In jedem Fall wird die Politik niemals in der Lage sein, Menschen mundtot zu machen, die massive Narben an ihrem Körper und insbesondere aber in ihrer Seele haben.

Und Salifu bleibt auch in Angesicht der Videos dieser Tage über die x-te autonome Ankunft an der Küste von San Leone in Agrigent nicht gleichgültig.

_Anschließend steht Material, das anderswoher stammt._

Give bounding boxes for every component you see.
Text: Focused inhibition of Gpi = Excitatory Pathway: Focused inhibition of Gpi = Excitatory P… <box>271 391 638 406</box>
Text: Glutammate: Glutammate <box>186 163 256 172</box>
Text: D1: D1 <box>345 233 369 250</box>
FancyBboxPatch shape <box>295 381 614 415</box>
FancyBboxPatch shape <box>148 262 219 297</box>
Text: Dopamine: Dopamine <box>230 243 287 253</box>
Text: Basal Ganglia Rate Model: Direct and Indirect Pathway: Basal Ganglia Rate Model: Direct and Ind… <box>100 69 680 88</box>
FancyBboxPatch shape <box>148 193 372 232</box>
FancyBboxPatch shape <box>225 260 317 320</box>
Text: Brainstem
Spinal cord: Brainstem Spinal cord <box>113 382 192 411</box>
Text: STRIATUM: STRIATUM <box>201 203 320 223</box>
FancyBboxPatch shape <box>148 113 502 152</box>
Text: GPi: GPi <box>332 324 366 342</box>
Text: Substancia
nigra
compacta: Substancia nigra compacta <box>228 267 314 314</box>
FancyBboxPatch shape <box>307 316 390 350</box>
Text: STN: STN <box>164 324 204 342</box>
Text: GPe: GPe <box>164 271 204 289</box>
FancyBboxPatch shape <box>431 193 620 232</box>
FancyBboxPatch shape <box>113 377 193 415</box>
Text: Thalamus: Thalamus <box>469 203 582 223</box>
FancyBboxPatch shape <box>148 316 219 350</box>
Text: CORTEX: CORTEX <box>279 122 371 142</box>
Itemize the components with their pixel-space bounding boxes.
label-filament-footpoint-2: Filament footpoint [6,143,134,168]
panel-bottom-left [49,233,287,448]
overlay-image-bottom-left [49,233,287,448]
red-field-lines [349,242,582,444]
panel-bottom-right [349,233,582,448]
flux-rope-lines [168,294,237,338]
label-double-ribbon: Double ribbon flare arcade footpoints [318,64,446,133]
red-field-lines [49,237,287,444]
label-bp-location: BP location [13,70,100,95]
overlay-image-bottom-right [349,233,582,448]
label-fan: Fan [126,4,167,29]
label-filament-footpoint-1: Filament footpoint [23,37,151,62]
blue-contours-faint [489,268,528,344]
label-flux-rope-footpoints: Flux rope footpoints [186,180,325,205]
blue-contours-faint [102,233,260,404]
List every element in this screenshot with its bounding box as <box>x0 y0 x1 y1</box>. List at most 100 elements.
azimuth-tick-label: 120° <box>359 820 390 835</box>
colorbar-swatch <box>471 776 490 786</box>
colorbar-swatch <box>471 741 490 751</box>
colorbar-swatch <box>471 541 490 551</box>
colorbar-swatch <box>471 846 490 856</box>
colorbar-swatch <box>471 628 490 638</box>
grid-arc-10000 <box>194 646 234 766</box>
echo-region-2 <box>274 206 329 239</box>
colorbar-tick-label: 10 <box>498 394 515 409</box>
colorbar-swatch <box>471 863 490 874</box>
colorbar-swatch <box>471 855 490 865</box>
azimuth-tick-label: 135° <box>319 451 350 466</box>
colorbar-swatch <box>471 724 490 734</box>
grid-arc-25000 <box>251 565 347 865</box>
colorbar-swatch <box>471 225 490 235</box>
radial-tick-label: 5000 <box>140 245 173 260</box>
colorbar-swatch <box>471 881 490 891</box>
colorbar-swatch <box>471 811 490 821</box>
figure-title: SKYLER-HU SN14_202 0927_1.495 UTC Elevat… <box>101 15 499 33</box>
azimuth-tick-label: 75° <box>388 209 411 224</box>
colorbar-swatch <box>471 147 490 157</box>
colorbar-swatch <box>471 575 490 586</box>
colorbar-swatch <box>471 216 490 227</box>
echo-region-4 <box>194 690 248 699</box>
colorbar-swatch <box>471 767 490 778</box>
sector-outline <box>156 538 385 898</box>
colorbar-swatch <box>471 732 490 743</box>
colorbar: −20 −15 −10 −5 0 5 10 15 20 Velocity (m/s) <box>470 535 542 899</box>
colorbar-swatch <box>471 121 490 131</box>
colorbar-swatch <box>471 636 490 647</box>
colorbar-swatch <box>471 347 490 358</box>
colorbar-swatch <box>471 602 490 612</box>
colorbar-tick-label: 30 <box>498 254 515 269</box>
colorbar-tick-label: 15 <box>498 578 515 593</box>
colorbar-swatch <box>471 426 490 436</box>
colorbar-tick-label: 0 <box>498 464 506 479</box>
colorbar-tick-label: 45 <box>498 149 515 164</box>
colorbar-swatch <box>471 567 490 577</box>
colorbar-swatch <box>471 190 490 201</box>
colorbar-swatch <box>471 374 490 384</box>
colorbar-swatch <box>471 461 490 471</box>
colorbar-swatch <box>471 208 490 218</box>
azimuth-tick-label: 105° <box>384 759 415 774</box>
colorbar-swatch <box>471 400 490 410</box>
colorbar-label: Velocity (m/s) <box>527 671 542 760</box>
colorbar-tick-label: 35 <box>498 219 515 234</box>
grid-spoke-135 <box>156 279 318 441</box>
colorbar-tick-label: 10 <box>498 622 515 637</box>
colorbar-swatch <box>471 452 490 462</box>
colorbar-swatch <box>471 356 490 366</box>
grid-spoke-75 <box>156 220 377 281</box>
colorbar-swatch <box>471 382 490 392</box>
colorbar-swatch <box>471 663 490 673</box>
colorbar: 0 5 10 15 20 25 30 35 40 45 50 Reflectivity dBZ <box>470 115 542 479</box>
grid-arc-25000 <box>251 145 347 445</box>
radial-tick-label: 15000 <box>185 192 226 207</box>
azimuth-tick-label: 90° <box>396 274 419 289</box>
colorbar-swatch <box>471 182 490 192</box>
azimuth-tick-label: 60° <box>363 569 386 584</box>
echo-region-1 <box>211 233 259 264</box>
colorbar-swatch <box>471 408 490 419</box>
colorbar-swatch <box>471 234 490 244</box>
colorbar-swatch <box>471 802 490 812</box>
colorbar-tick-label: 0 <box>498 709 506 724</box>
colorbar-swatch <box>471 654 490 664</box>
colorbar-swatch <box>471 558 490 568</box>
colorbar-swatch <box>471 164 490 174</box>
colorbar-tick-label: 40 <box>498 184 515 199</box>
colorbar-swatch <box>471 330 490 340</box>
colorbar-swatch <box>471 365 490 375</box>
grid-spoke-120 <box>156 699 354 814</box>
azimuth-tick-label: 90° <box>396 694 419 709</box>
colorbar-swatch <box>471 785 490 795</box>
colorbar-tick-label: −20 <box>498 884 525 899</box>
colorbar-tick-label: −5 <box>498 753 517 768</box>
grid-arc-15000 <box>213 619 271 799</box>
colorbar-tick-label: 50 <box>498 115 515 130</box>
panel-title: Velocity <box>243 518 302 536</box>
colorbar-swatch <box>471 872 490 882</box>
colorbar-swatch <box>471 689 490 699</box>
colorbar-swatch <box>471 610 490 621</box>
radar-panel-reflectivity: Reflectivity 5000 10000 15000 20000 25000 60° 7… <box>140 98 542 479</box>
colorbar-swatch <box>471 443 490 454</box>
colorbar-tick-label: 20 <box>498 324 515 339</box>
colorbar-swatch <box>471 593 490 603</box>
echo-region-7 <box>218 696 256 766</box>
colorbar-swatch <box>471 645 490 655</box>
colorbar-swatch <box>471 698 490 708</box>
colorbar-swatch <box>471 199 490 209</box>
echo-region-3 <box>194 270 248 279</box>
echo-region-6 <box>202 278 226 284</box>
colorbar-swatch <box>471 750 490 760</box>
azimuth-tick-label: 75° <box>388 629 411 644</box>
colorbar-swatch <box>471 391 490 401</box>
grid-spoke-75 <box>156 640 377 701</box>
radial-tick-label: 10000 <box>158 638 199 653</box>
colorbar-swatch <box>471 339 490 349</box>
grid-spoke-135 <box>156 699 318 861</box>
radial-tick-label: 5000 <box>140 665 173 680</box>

Ungefähr 25 Menschen kamen zuletzt aus Tunesien auf der Suche nach einer besseren Zukunft an, während die Politik die Arbeit von Menschenhändler*innen willentlich erleichtert, indem sie unsichtbare und leicht auszunutzende Subjekte erschaffen. Es wird zu viel geschwiegen zum Schicksal der Tunesier*innen. So sind in den Rückführungszentren oder in den Hotspots Selbstverletzungen oder Selbstmordversuche an der Tagesordnung, wie die Einwanderungsbehörde von Caltanissetta belegt: „In einem dieser Käfige haben heute Morgen zwei Jungen eine zerstückelte Neonröhre verschluckt. Wie viel Verlangen zu sterben braucht man, um eine Neonröhre zu schlucken? Zweimal pro Woche, sonntags und donnerstags, werden die Menschen aus diesem Käfig abgeschoben und an den Ort zurückgeschickt, von dem sie geflohen sind. Und in demselben Käfig spielen sich jeden Samstag und Mittwoch die Tragödien derer ab, die die größte Resignation wählen, um sich nicht dem ungewollten Schicksal zu ergeben. Auf Kosten grausamen Leidens. Der Käfig, von dem wir sprechen, ist das Haftzentrum Pian del Lago: Für viele ein 5-Sterne-Hotel, für andere das wichtigste Unternehmen unserer Stadt. Für uns ein Ort des Todes. Selbst wenn es keinen Tod gibt, streift er uns und geht weiter.“

Salifu kam, wie viele andere auch, nach einer Reise nach Italien, auf der er dem Tod entkam. Er hatte Schmerzen, sah sich Enttäuschungen und Hindernissen gegenüber, die ihn an den Rand des Selbstmords führten: „Ihr dürft nicht überrascht sein, wenn jemand versucht, sich umzubringen. Der Schmerz ist zu stark, die Angst, wieder dieselben Gräueltaten zu spüren, quält uns, unsere Wunden bluten jeden Tag. Ich schäme mich nicht zu sagen, dass ich immer wieder darüber nachgedacht habe, es zu beenden. Allah hilft mir, das nicht zu tun, aber als ich die Hoffnung auf eine Aufenthaltserlaubnis verlor, sagte ich: genug. Dann traf ich zum Glück einen Engel, der mich begleitete und mir Hoffnung gab. Ein Sprach- und Kulturmittler, der mich buchstäblich an den Haaren gepackt hat, nachdem einige Sozialarbeiter, nein Arbeiterinnen, mich betrogen haben, mich ausgenutzt haben“.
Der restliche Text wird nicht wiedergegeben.